Lui era tutte le cose che non andavano male nella sua vita. Lui era gli incubi, le urla in piena notte, gli attacchi d’ansia, le menzogne, i tradimenti. Lui era il motivo per il quale non avrebbe mai avuto una vita normale.
Era l’incubo ad aver seguito la realtà e non viceversa.
Igor
Detective ingaggiato da Simone per investigare sulla sparizione di Virginia. Dipendente da sostanze e alcol, è comunque molto capace e comprende subito che c'è qualcosa di oscuro nella mente di Simone.
STILE NARRATIVO
La scrittura di Fabbrizzi, adeguata al genere, è una scure a doppia lama, una per raccontare l’indicibile, alternando con abilità poesia e turpiloquio, e l’altra per dare il colpo di grazia sul finale, sempre ad alto tasso di indigeribilità. Non saprei se Fabbrizzi è tacciabile di eccessiva generosità nell’elargire dettagli di scene sessuali, ma forse no, trattandosi di un romanzo dove sesso e perversione sono centrali (quanto, però, tengo a sottolineare, i loro effetti sulla psiche umana). Il mio unico termine di paragone è “L’amante di Lady Chatterley”, perché non ho letto mai altri libri attinenti al tema “erotismo” o di genere erotico, ma il romanzo di Lawrence è davvero un libro per educande al confronto.
Samuele Fabbrizzi ha certamente l’arte della scrittura in mano e sa come tenere inchiodato alle pagine un certo tipo di lettore, ma anche un avventuriero della lettura, come sono stata io, nel leggere il suo libro.

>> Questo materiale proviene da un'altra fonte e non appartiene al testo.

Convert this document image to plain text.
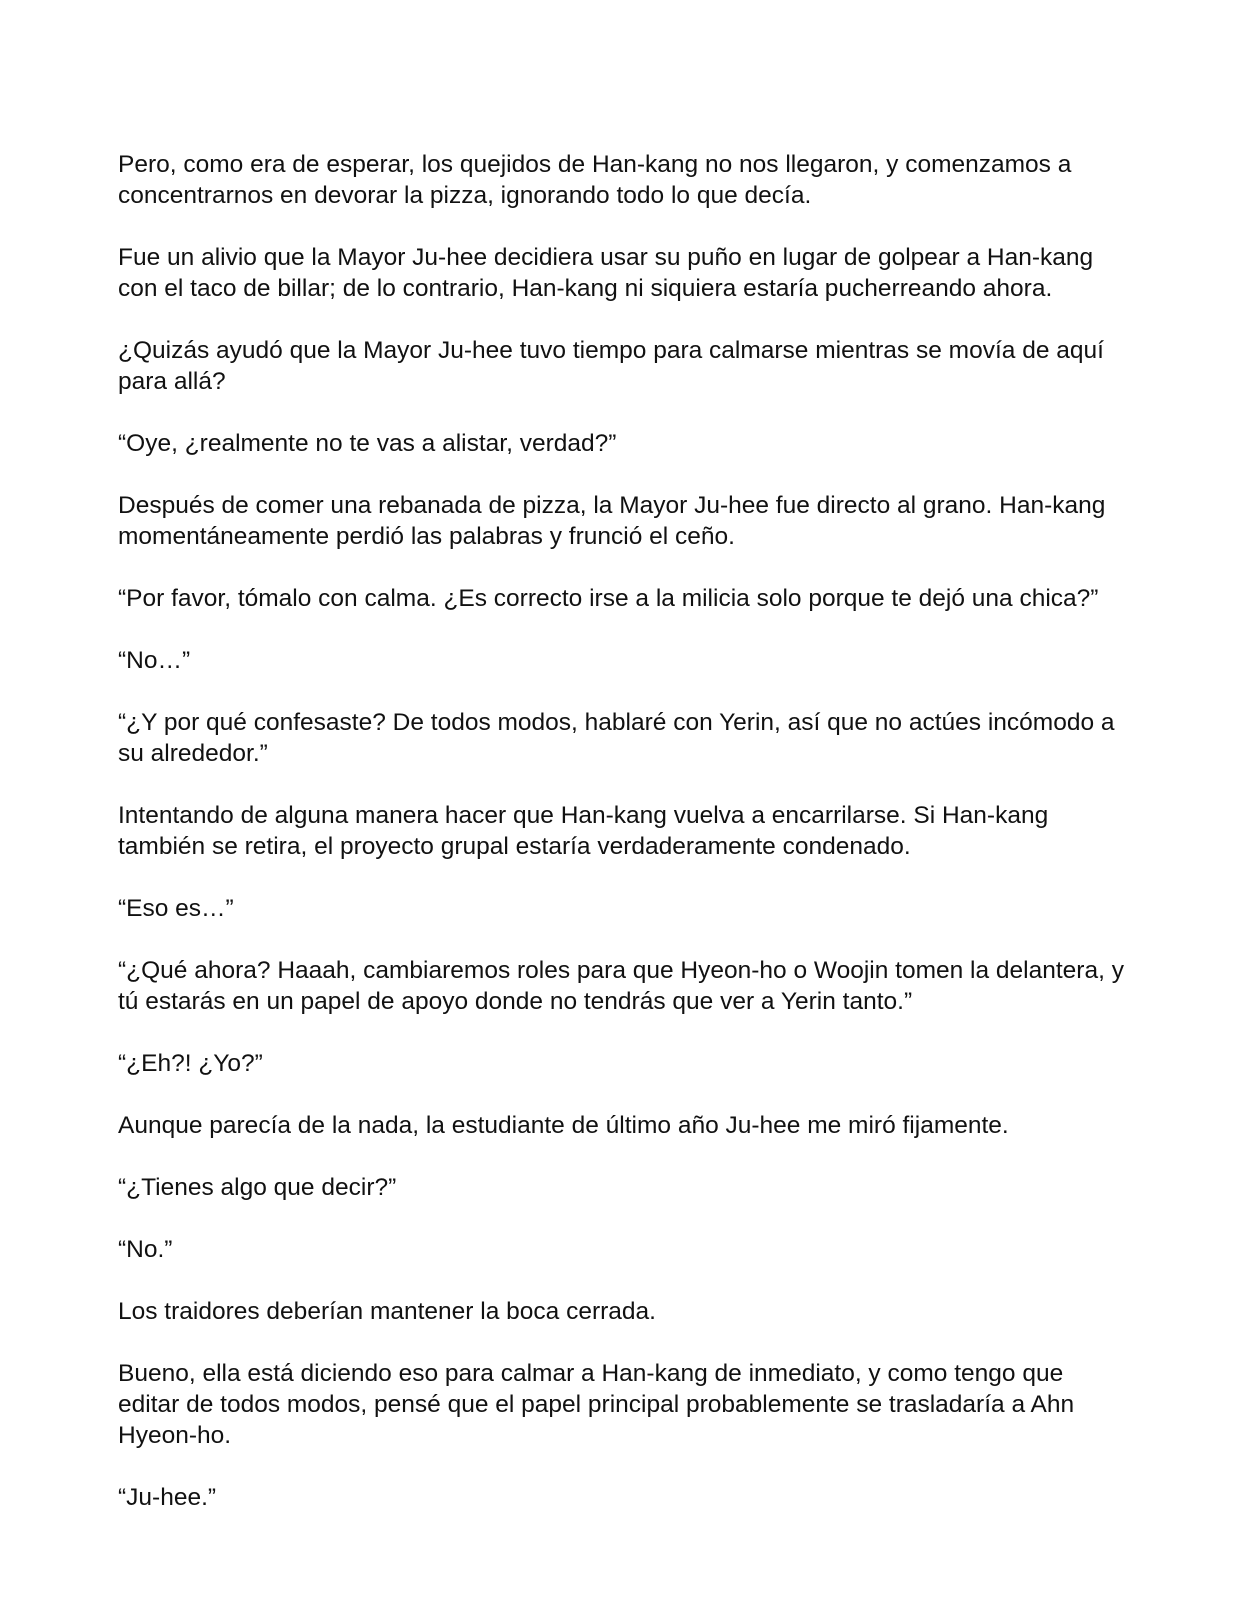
Pero, como era de esperar, los quejidos de Han-kang no nos llegaron, y comenzamos a concentrarnos en devorar la pizza, ignorando todo lo que decía.

Fue un alivio que la Mayor Ju-hee decidiera usar su puño en lugar de golpear a Han-kang con el taco de billar; de lo contrario, Han-kang ni siquiera estaría pucherreando ahora.

¿Quizás ayudó que la Mayor Ju-hee tuvo tiempo para calmarse mientras se movía de aquí para allá?

“Oye, ¿realmente no te vas a alistar, verdad?”

Después de comer una rebanada de pizza, la Mayor Ju-hee fue directo al grano. Han-kang momentáneamente perdió las palabras y frunció el ceño.

“Por favor, tómalo con calma. ¿Es correcto irse a la milicia solo porque te dejó una chica?”

“No…”

“¿Y por qué confesaste? De todos modos, hablaré con Yerin, así que no actúes incómodo a su alrededor.”

Intentando de alguna manera hacer que Han-kang vuelva a encarrilarse. Si Han-kang también se retira, el proyecto grupal estaría verdaderamente condenado.

“Eso es…”

“¿Qué ahora? Haaah, cambiaremos roles para que Hyeon-ho o Woojin tomen la delantera, y tú estarás en un papel de apoyo donde no tendrás que ver a Yerin tanto.”

“¿Eh?! ¿Yo?”

Aunque parecía de la nada, la estudiante de último año Ju-hee me miró fijamente.

“¿Tienes algo que decir?”

“No.”

Los traidores deberían mantener la boca cerrada.

Bueno, ella está diciendo eso para calmar a Han-kang de inmediato, y como tengo que editar de todos modos, pensé que el papel principal probablemente se trasladaría a Ahn Hyeon-ho.

“Ju-hee.”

Tuttavia, non esagero nel dire che questo libro, nelle mani sbagliate, potrebbe risultare traumatizzante. L’autore è abilissimo nel condurre il lettore nell’abisso che ha creato, abisso che rigurgita i personaggi, restituendoceli con caratteri nuovi e ancora più inquietanti (vedi la trasformazione di Simone e anche quella di Virginia dopo l’incontro con Sauro). Un abisso, come detto, fatto di depravazioni e rispetto al quale il lettore è un testimone funambolo, attento a non precipitare.
Consigliato a un pubblico adulto ben corazzato, nella consapevolezza che è un libro che tratta tematiche BDSM, abusi fisici e psicologici con un linguaggio esplicito, e che impone al lettore di porsi domande di non facile soluzione. NOTE
Grafica e impaginato: molto curati.
Playlist indimenticabile e spezza anima!